LUSAKA, Zambia -- The nation's Electoral Commission said yesterday that President Levy Mwanawasa was reelected to a second term, collecting 43 percent of the votes cast in last week's balloting.
The commission, giving its final total from 150 voting districts, said the incumbent's chief rival, Michael Sata, had 30 percent in Thursday's election, followed by businessman Haikande Hichilima with 25 percent.
Sata said he would contest the results, saying on state television that ``the whole process was fraudulent."
Chief Justice Ernest Sakala certified the reelection of Mwanawasa and ordered the president to be inaugurated for his second term Tuesday. The certification came just moments after the Electoral Commission announced final results giving Mwanawasa the victory with 43 percent of the vote.
Sata's supporters clashed with police earlier yesterday as postelection rioting spread into four of Lusaka's impoverished townships.

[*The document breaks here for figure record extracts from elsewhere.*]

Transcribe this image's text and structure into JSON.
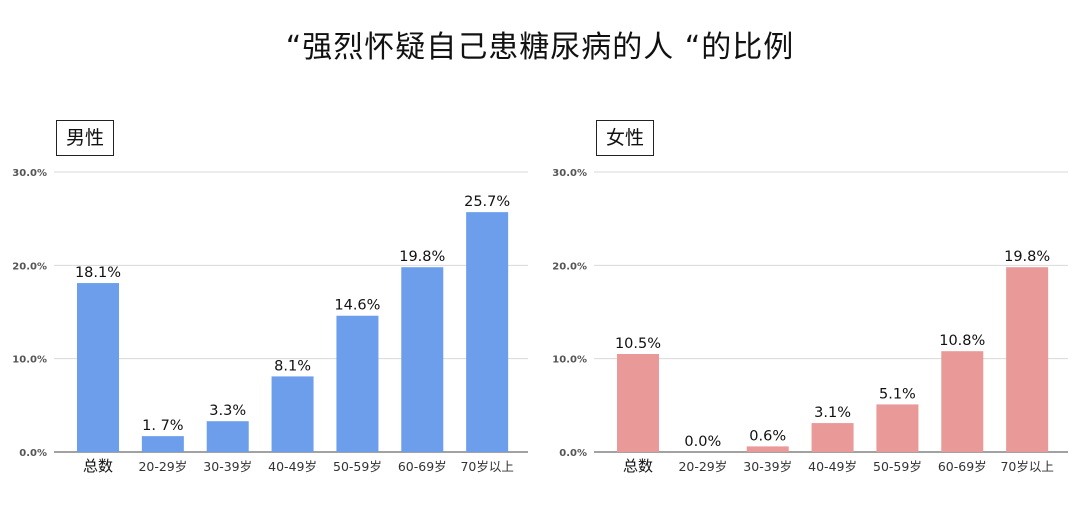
{
  "title": "“强烈怀疑自己患糖尿病的人 “的比例",
  "chart_data": [
    {
      "type": "bar",
      "title": "男性",
      "categories": [
        "总数",
        "20-29岁",
        "30-39岁",
        "40-49岁",
        "50-59岁",
        "60-69岁",
        "70岁以上"
      ],
      "values": [
        18.1,
        1.7,
        3.3,
        8.1,
        14.6,
        19.8,
        25.7
      ],
      "data_labels": [
        "18.1%",
        "1. 7%",
        "3.3%",
        "8.1%",
        "14.6%",
        "19.8%",
        "25.7%"
      ],
      "yticks": [
        "0.0%",
        "10.0%",
        "20.0%",
        "30.0%"
      ],
      "ylim": [
        0,
        30
      ],
      "grid": true,
      "color": "#6d9eeb"
    },
    {
      "type": "bar",
      "title": "女性",
      "categories": [
        "总数",
        "20-29岁",
        "30-39岁",
        "40-49岁",
        "50-59岁",
        "60-69岁",
        "70岁以上"
      ],
      "values": [
        10.5,
        0.0,
        0.6,
        3.1,
        5.1,
        10.8,
        19.8
      ],
      "data_labels": [
        "10.5%",
        "0.0%",
        "0.6%",
        "3.1%",
        "5.1%",
        "10.8%",
        "19.8%"
      ],
      "yticks": [
        "0.0%",
        "10.0%",
        "20.0%",
        "30.0%"
      ],
      "ylim": [
        0,
        30
      ],
      "grid": true,
      "color": "#ea9999"
    }
  ]
}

Witnesses said police fired live ammunition into the air in the Garden township to stop looters, and used tear gas to control growing crowds in Mandevu, Chipata, and Bauleni townships as tensions mounted ahead of the announcement of final results.
Mwanawasa appealed for calm late Sunday after police clashed with supporters of Sata, whose early lead in the five-man presidential race evaporated after days of slow vote counting.
In central Lusaka, some businesses were closed and others allowed employees to go home early because of the unrest.
The government says the election was run cleanly, but Zambians are wary after the last election in 2001 was marred by allegations of rigging. Mwanawasa won with 29 percent of the vote in 2001.
Mwanawasa and his Movement for Multiparty Democracy have touted a record of economic and anticorruption policies that have won praise from international donors, who agreed last year to cancel nearly all of Zambia's $7.2 billion foreign debt.
The opposition argues economic gains have not trickled down to the majority in a nation where 73 percent live in poverty and 50 percent have no work.
Sata drew huge crowds in poor townships with promises of jobs and a crackdown on ``bogus" investors, singling out growing numbers of Chinese people in the country.
Oxter Banda, an election official for Sata's Patriotic Front party, said disturbances in Lusaka's Matero township, one of Sata's biggest strongholds, were quelled by police and soldiers overnight.
In neighboring Chipata township, a witness said two police vehicles were torched and some nearby shops were burned and looted.
Police fired tear gas to disperse rioters outside the main vote-counting center in Lusaka on Sunday and reported stone-throwing and rioting in three other impoverished Lusaka districts.
Heavy security included police and troop reinforcements outside the State House, Mwanawasa's official residence.